Baselining is, like cable management, a skill often downplayed, overlooked, or otherwise ignored—but is absolutely essential to any virtual environment. Consider this scenario:

On Monday, you arrive to a slew of emails: " I think my blaa-blaa app is not working correctly. It is super-slow." You think about it, do a quick check, and I mean quick, and go get your coffee. Then, you return to your desk and your boss walks over, and says, "I've been hearing a lot of people talking about their problems with blaa-blaa app. What's going on?"

Now, if you haven't been practicing baselining, you won't be able to give anything other than a subjective answer: "Well, they think it is running slowly, but I don't think it is running slowly." There is no empirical data to back up your statement; it is your word against theirs.

Baselining is the answer to the problem of subjectivity in the computing experience. It provides you, as a systems administrator, the ability to 
1) know what good performance looks like,
 2) determine, by delta comparison, when things are not functioning properly and performing below designed expectations, and, 
3) help to correct any erroneous experiences—whether you are wrong, and the app is performing poorly, or perhaps something else is going wrong, on the user's end.

So how does baselining work, and what is the proper way to perform it, to achieve this desired outcome? I'm glad you asked!

In my experience, many people baseline a system before Go Live—that is, without any users on it. Now, that is important. However, a true production baseline must be performed under normal user workload and resource consumption, otherwise how will you know if anything is not operating as expected?
Picture
A few things to remember; call them the "gotchas" of performance baselining.
  • Utilization is a measure of resource consumption, not user workload.
  • Latency is a measure of resource transmission, not user experience.

Too often our designs are based on static calculations: I know each VDI session will consume 500MHz of processor and produce .25Mbps of LAN traffic. Scale out. We create a modular "pod" if you will to figure out what we need for hardware, etc. And this is a great practice, and is used by virtually everyone when it comes to sizing.

The problem enters, most often, when VMware admins and other Sysadmins take what is meant to be a sizing guideline and turn it into a baseline—a function for which it was never intended.
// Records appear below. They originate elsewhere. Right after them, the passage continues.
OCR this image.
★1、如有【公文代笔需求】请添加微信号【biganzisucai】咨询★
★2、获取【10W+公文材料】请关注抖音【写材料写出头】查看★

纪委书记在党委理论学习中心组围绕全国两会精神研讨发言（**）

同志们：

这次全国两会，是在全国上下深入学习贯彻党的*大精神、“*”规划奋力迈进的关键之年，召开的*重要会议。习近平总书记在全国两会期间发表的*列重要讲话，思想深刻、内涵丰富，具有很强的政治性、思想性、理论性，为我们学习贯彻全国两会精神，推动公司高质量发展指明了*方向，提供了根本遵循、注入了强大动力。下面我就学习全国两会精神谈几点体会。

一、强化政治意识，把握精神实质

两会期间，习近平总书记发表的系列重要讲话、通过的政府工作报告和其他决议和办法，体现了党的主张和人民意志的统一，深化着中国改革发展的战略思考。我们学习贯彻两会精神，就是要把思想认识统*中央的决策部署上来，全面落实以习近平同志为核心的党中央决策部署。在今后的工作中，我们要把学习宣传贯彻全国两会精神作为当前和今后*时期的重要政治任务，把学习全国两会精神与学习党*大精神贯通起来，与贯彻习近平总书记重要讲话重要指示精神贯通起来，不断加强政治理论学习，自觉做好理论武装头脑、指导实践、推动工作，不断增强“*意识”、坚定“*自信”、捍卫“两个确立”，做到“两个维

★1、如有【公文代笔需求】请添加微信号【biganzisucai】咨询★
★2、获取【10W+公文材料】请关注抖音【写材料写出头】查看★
The sizing guideline is for purchasing and initial configuration; it is a place to start, whereas a baseline is really supposed to be representative of the end-state at go-live under normal operating conditions.
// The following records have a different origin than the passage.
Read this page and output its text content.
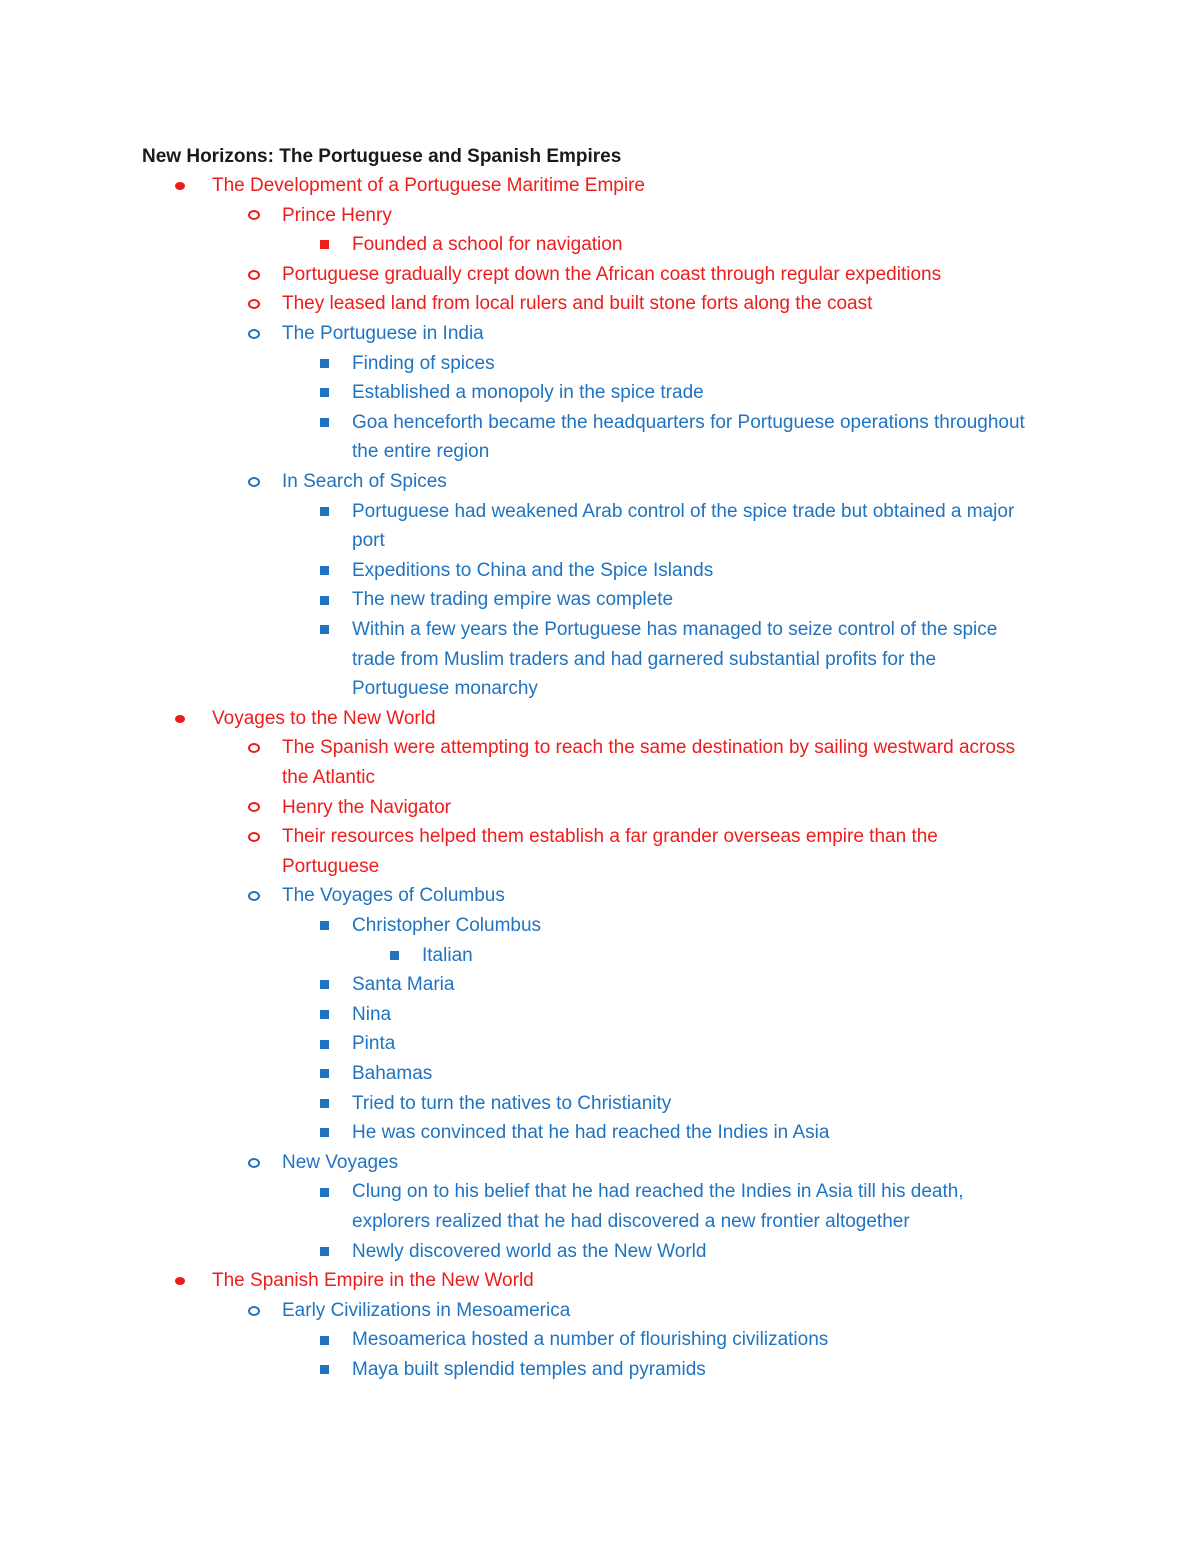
New Horizons: The Portuguese and Spanish Empires
The Development of a Portuguese Maritime Empire
Prince Henry
Founded a school for navigation
Portuguese gradually crept down the African coast through regular expeditions
They leased land from local rulers and built stone forts along the coast
The Portuguese in India
Finding of spices
Established a monopoly in the spice trade
Goa henceforth became the headquarters for Portuguese operations throughout
the entire region
In Search of Spices
Portuguese had weakened Arab control of the spice trade but obtained a major
port
Expeditions to China and the Spice Islands
The new trading empire was complete
Within a few years the Portuguese has managed to seize control of the spice
trade from Muslim traders and had garnered substantial profits for the
Portuguese monarchy
Voyages to the New World
The Spanish were attempting to reach the same destination by sailing westward across
the Atlantic
Henry the Navigator
Their resources helped them establish a far grander overseas empire than the
Portuguese
The Voyages of Columbus
Christopher Columbus
Italian
Santa Maria
Nina
Pinta
Bahamas
Tried to turn the natives to Christianity
He was convinced that he had reached the Indies in Asia
New Voyages
Clung on to his belief that he had reached the Indies in Asia till his death,
explorers realized that he had discovered a new frontier altogether
Newly discovered world as the New World
The Spanish Empire in the New World
Early Civilizations in Mesoamerica
Mesoamerica hosted a number of flourishing civilizations
Maya built splendid temples and pyramids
So how do you baseline? Well, you use the same tools, you just use them properly. You can use simulated user loads, but in my experience users are less predictable than we think. It is best, if possible, to perform your final baseline under normal user workload conditions, if possible over several days. And you should be able to summarize it as such—keep it simple for your users and boss's boss:

VDI baseline: On an average Monday, we have
  • 127 users logged in, with a peak login hours at 7:45–8:30am.
  • 58% CPU utilization per host, 78% during peak login
  • 62% RAM utilization per host, 68% during peak login
  • 12% network utilization per host, 35% during peak login
  • 2.3ms average latency per datastore, 15.8ms during peak login

Make sure that you have a baseline not just for servers in general, but for specific workloads, too. In this case above, I used VDI as an example.

Make sense? So avoid the trap of laziness, and do the hard work of optimizing and recording a baseline, and your future self will thank you greatly for it. And by the way, a tool like VMware vSphere Operations Manager or NetApp OnCommand Performance Manager can assist you greatly along the way.